Crazy this only has only 30-something comments after 12 hours while a new camera can have thousands. Shows we care far more about gear than photography on this site. This is an amazing piece of work and something none of us could ever hope to photograph. Sad more people don't appreciate it on a site that is frequented by photographers.
This really is a nice gigapan. Makes my 90mpxl images stitched from my old FZ20 look a little cheezy in comparison. ;^)
For those wondering why they used X camera instead of a possibly better & camera, I'm guessing it was dependent on compatibility of accessories and applications needed to accomplish the task efficiently.
I spend hours looked at the one from the top of Tokyo Tower. In comparison, this one look very noisy. Doesn't look like anything from a 5D Mk2 at all! Why?
The quality of this image is far superior to that Tokyo image. The Tokyo image was plagued with stitching errors that you did not have to zoom in on. I found one in this image and it appeared to be different exposures and time of the day. Nice image and good work. This photographer spent time on this image to make sure it was done correctly.
Incredible. Seeing the on the spire and sitting on the edge, I was feeling physically ill. I was more tense than during a big quake, and that's just viewing the footage. Don't think heights are my thing, terrifying. They did a terrific job, and the outcome is certainly something to be seen.

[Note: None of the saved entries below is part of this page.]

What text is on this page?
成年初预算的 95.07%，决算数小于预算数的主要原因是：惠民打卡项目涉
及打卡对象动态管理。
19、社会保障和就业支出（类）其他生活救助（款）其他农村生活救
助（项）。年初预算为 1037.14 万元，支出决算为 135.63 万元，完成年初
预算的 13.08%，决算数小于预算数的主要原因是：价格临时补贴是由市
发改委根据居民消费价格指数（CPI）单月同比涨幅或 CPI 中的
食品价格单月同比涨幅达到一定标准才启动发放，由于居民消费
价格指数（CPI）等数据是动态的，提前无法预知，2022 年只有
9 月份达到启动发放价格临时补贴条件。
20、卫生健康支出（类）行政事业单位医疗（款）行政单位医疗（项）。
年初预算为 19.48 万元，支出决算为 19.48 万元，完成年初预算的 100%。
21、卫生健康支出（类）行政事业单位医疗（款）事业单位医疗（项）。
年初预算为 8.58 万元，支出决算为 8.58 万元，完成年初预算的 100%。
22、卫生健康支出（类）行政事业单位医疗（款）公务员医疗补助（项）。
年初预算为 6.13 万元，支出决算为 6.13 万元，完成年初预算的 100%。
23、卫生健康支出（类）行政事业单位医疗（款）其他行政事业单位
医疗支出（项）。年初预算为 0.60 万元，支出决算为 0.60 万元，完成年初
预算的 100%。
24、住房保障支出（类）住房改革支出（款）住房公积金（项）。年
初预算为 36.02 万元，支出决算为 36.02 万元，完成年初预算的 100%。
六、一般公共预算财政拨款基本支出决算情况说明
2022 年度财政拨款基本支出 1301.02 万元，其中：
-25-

See Genesis 11:1-9. Lo and behold, the contractors, sponsors, and martyrs squabble over their "cut." The duped taxpayers will pick up the tab for office space that can't be rented at rates that cover the costs. But maybe some nice gorilla will come along and build a nest at the top.
I don't understand why people are talking about a Nikon D800 as a much higher resolution. Why not a medium format camera? That would be far more detail per image. The Hasselblad H5D-200MS is 50 MP and has a 3.7 x 4.9 cm sensor. If you're going through all the effort to get up there with a camera rig, why not go all the way. And if you're going to use a Canon 5D, why not use the Mark III?